In the United Kingdom, this press release is directed only at, and communicated only to, persons who are qualified investors within the meaning of article 2(e) of the Prospectus Regulation (2017/1129) who are (i) persons who fall within the definition of "investment professional" in article 19(5) of the Financial Services and Markets Act 2000 (Financial Promotion) Order 2005, as amended (the “Order”), or (ii) persons who fall within article 49(2)(a) to (d) of the Order, or (iii) persons who are existing members or creditors of Midsona AB (publ) or other persons falling within Article 43 of the Order, or (iv) persons to whom it may otherwise be lawfully communicated (all such persons referred to in (i), (ii), (iii) and (iv) above together being referred to as “Relevant Persons”). This press release must not be acted on or relied on by persons in the UK who are not Relevant Persons.

This announcement does not constitute an investment recommendation. The price and value of securities and any income from them can go down as well as up and you could lose your entire investment. Past performance is not a guide to future performance. Information in this announcement cannot be relied upon as a guide to future performance.

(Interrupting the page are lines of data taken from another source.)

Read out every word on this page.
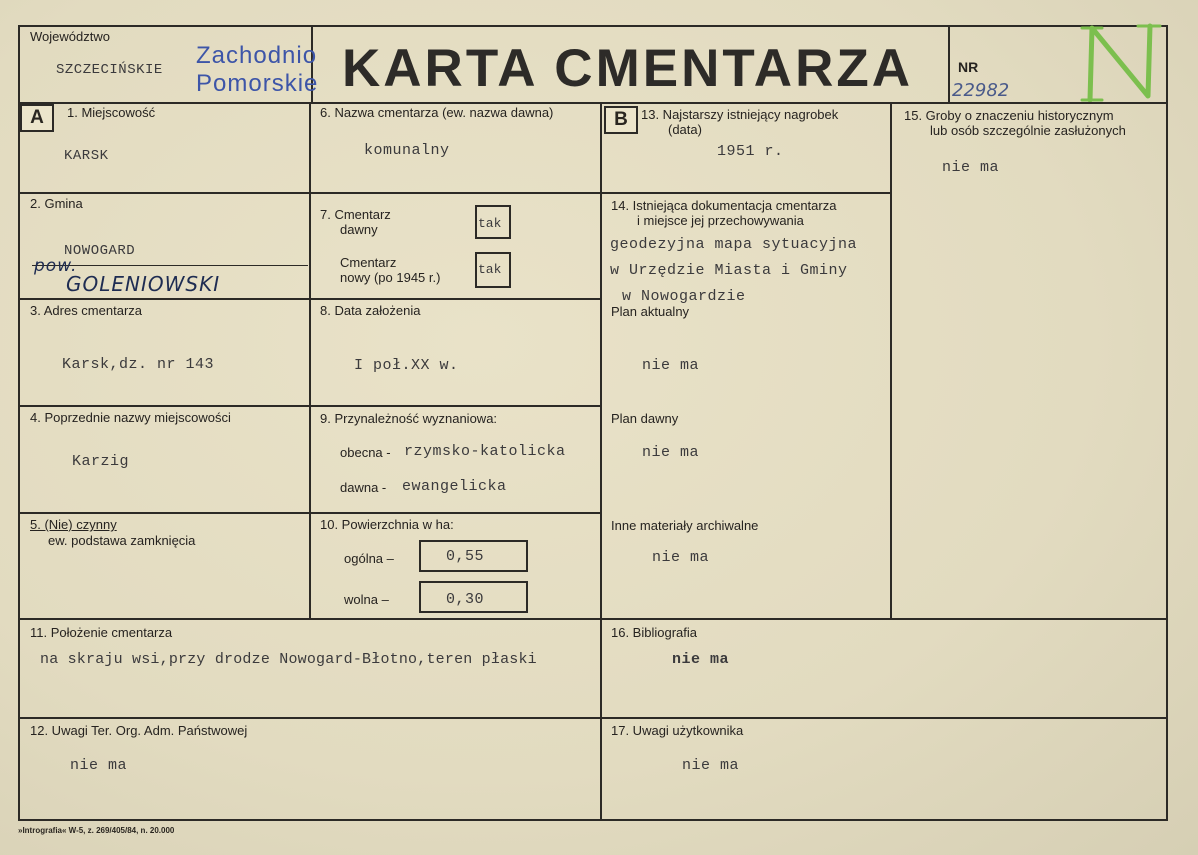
Województwo
SZCZECIŃSKIE
Zachodnio
Pomorskie KARTA CMENTARZA	NR
22982
A	B
1. Miejscowość
KARSK
2. Gmina
NOWOGARD
pow.
GOLENIOWSKI
3. Adres cmentarza
Karsk,dz. nr 143
4. Poprzednie nazwy miejscowości
Karzig
5. (Nie) czynny
ew. podstawa zamknięcia
6. Nazwa cmentarza (ew. nazwa dawna)
komunalny
7. Cmentarz
dawny	tak
Cmentarz
nowy (po 1945 r.)
tak
8. Data założenia
I poł.XX w.
9. Przynależność wyznaniowa:
obecna - rzymsko-katolicka
dawna - ewangelicka
10. Powierzchnia w ha:
ogólna –	0,55
wolna –	0,30
13. Najstarszy istniejący nagrobek
(data)
1951 r.
14. Istniejąca dokumentacja cmentarza
i miejsce jej przechowywania
geodezyjna mapa sytuacyjna
w Urzędzie Miasta i Gminy
w Nowogardzie
Plan aktualny
nie ma
Plan dawny
nie ma
Inne materiały archiwalne
nie ma
15. Groby o znaczeniu historycznym
lub osób szczególnie zasłużonych
nie ma
11. Położenie cmentarza
na skraju wsi,przy drodze Nowogard-Błotno,teren płaski
16. Bibliografia
nie ma
12. Uwagi Ter. Org. Adm. Państwowej
nie ma
17. Uwagi użytkownika
nie ma
»Intrografia« W-5, z. 269/405/84, n. 20.000
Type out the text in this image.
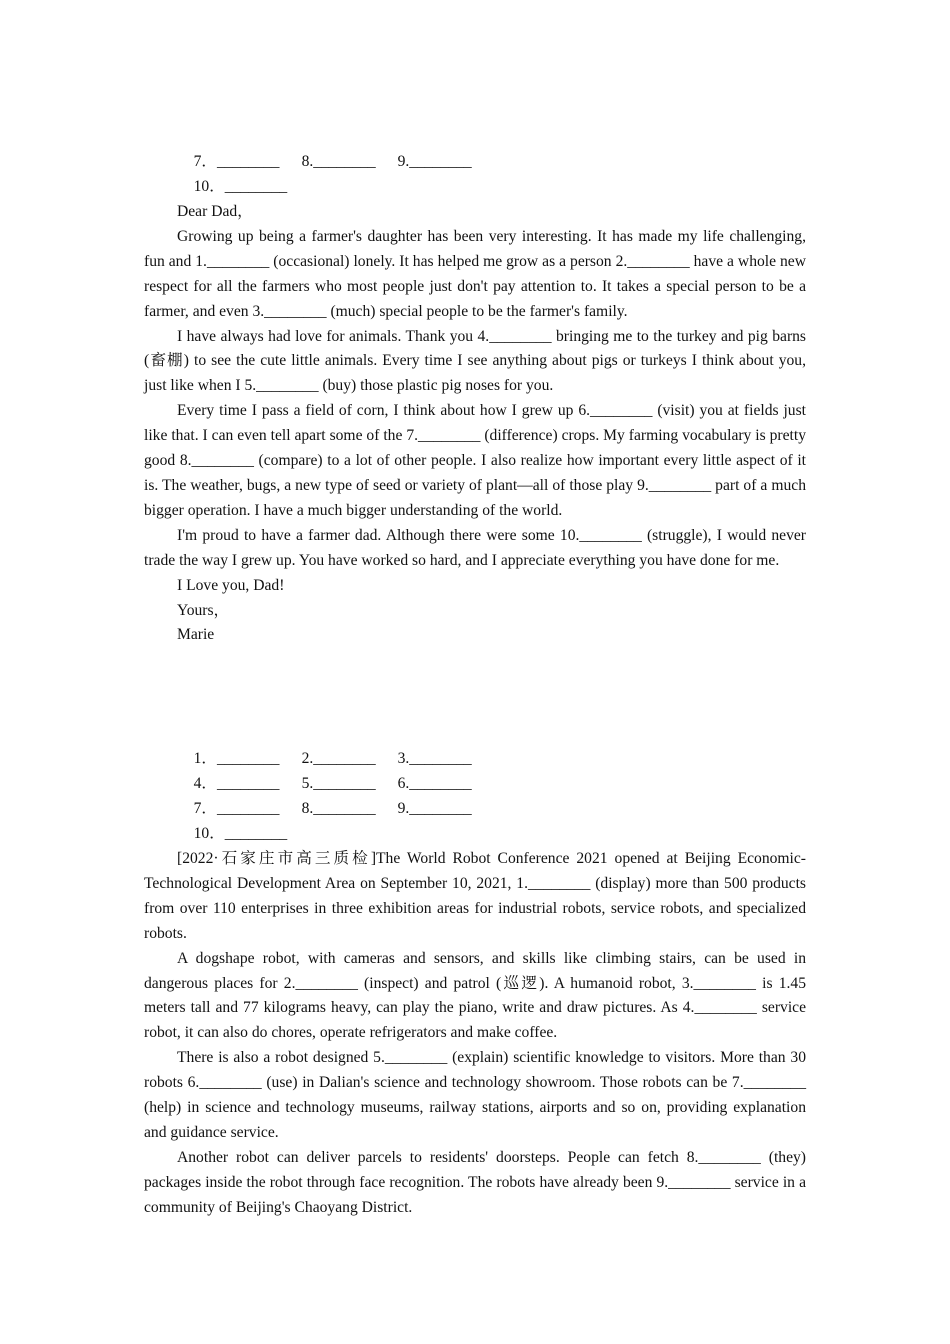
7．________ 8.________ 9.________

10．________

Dear Dad，

Growing up being a farmer's daughter has been very interesting. It has made my life challenging, fun and 1.________ (occasional) lonely. It has helped me grow as a person 2.________ have a whole new respect for all the farmers who most people just don't pay attention to. It takes a special person to be a farmer, and even 3.________ (much) special people to be the farmer's family.

I have always had love for animals. Thank you 4.________ bringing me to the turkey and pig barns (畜棚) to see the cute little animals. Every time I see anything about pigs or turkeys I think about you, just like when I 5.________ (buy) those plastic pig noses for you.

Every time I pass a field of corn, I think about how I grew up 6.________ (visit) you at fields just like that. I can even tell apart some of the 7.________ (difference) crops. My farming vocabulary is pretty good 8.________ (compare) to a lot of other people. I also realize how important every little aspect of it is. The weather, bugs, a new type of seed or variety of plant—all of those play 9.________ part of a much bigger operation. I have a much bigger understanding of the world.

I'm proud to have a farmer dad. Although there were some 10.________ (struggle), I would never trade the way I grew up. You have worked so hard, and I appreciate everything you have done for me.

I Love you, Dad!

Yours，

Marie

1．________ 2.________ 3.________

4．________ 5.________ 6.________

7．________ 8.________ 9.________

10．________

[2022·石家庄市高三质检]The World Robot Conference 2021 opened at Beijing Economic-Technological Development Area on September 10, 2021, 1.________ (display) more than 500 products from over 110 enterprises in three exhibition areas for industrial robots, service robots, and specialized robots.

A dogshape robot, with cameras and sensors, and skills like climbing stairs, can be used in dangerous places for 2.________ (inspect) and patrol (巡逻). A humanoid robot, 3.________ is 1.45 meters tall and 77 kilograms heavy, can play the piano, write and draw pictures. As 4.________ service robot, it can also do chores, operate refrigerators and make coffee.

There is also a robot designed 5.________ (explain) scientific knowledge to visitors. More than 30 robots 6.________ (use) in Dalian's science and technology showroom. Those robots can be 7.________ (help) in science and technology museums, railway stations, airports and so on, providing explanation and guidance service.

Another robot can deliver parcels to residents' doorsteps. People can fetch 8.________ (they) packages inside the robot through face recognition. The robots have already been 9.________ service in a community of Beijing's Chaoyang District.
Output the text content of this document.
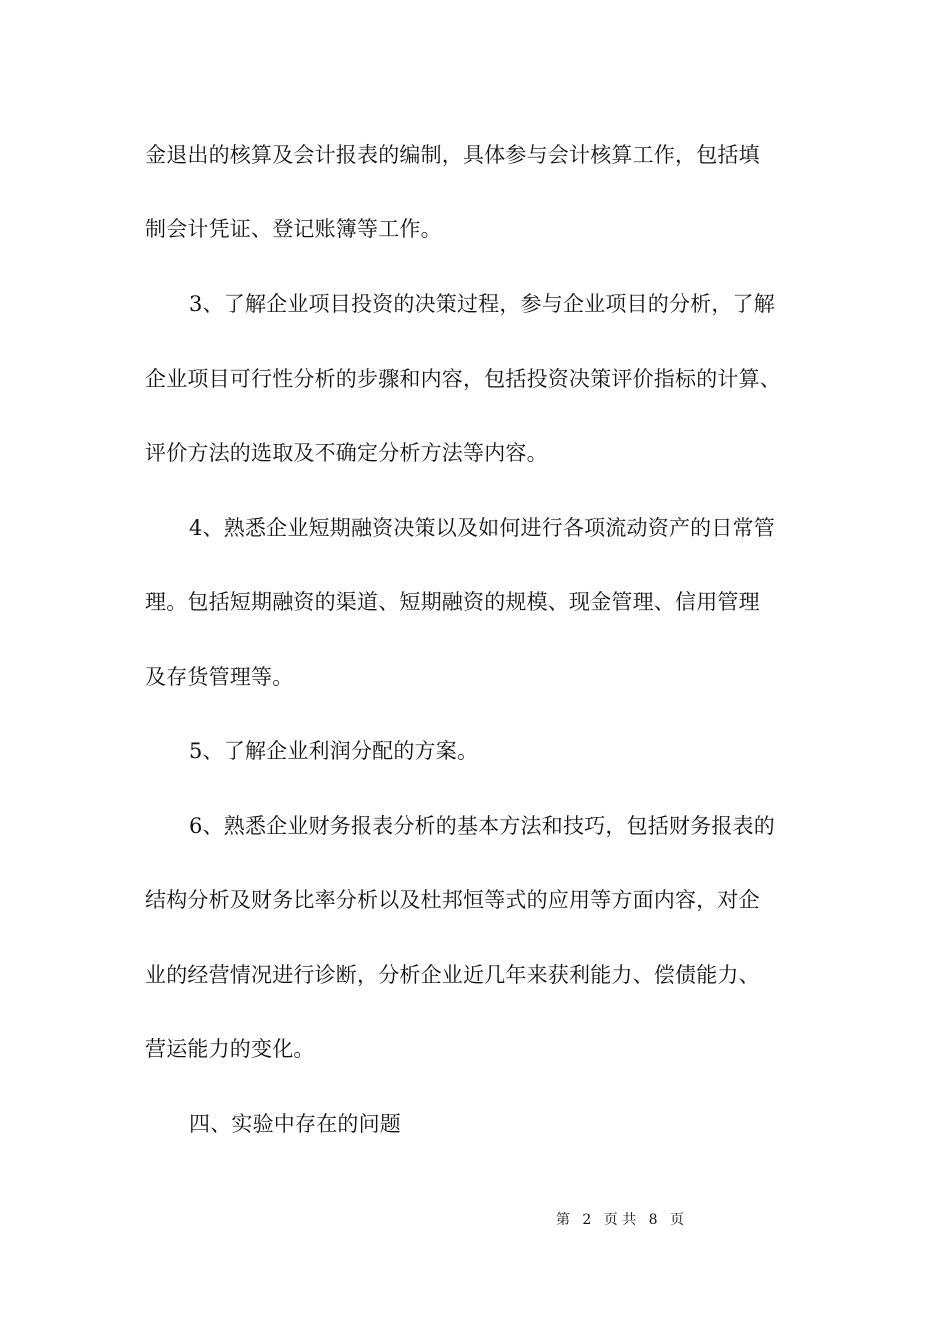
金退出的核算及会计报表的编制，具体参与会计核算工作，包括填
制会计凭证、登记账簿等工作。
3、了解企业项目投资的决策过程，参与企业项目的分析，了解
企业项目可行性分析的步骤和内容，包括投资决策评价指标的计算、
评价方法的选取及不确定分析方法等内容。
4、熟悉企业短期融资决策以及如何进行各项流动资产的日常管
理。包括短期融资的渠道、短期融资的规模、现金管理、信用管理
及存货管理等。
5、了解企业利润分配的方案。
6、熟悉企业财务报表分析的基本方法和技巧，包括财务报表的
结构分析及财务比率分析以及杜邦恒等式的应用等方面内容，对企
业的经营情况进行诊断，分析企业近几年来获利能力、偿债能力、
营运能力的变化。
四、实验中存在的问题
第 2 页 共 8 页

This press release contains forward-looking statements that reflect Midsona AB (publ)’s current view of future events as well as financial and operational development. Words such as “intend”, “assess”, “expect”, “may”, “plan”, “estimate” and other expressions involving indications or predictions regarding future development or trends, not based on historical facts, identify forward-looking statements and reflect Midsona AB (publ)’s beliefs and expectations and involve a number of risks, uncertainties and assumptions which could cause actual events and performance to differ materially from any expected future events or performance expressed or implied by the forward-looking statement. The information contained in this press release is subject to change without notice and, except as required by applicable law, Midsona AB (publ) does not assume any responsibility or obligation to update publicly or review any of the forward-looking statements contained in it and nor does it intend to. You should not place undue reliance on forward-looking statements, which speak only as of the date of this press release. As a result of these risks, uncertainties and assumptions, you should not place undue reliance on these forward-looking statements as a prediction of actual future events or otherwise.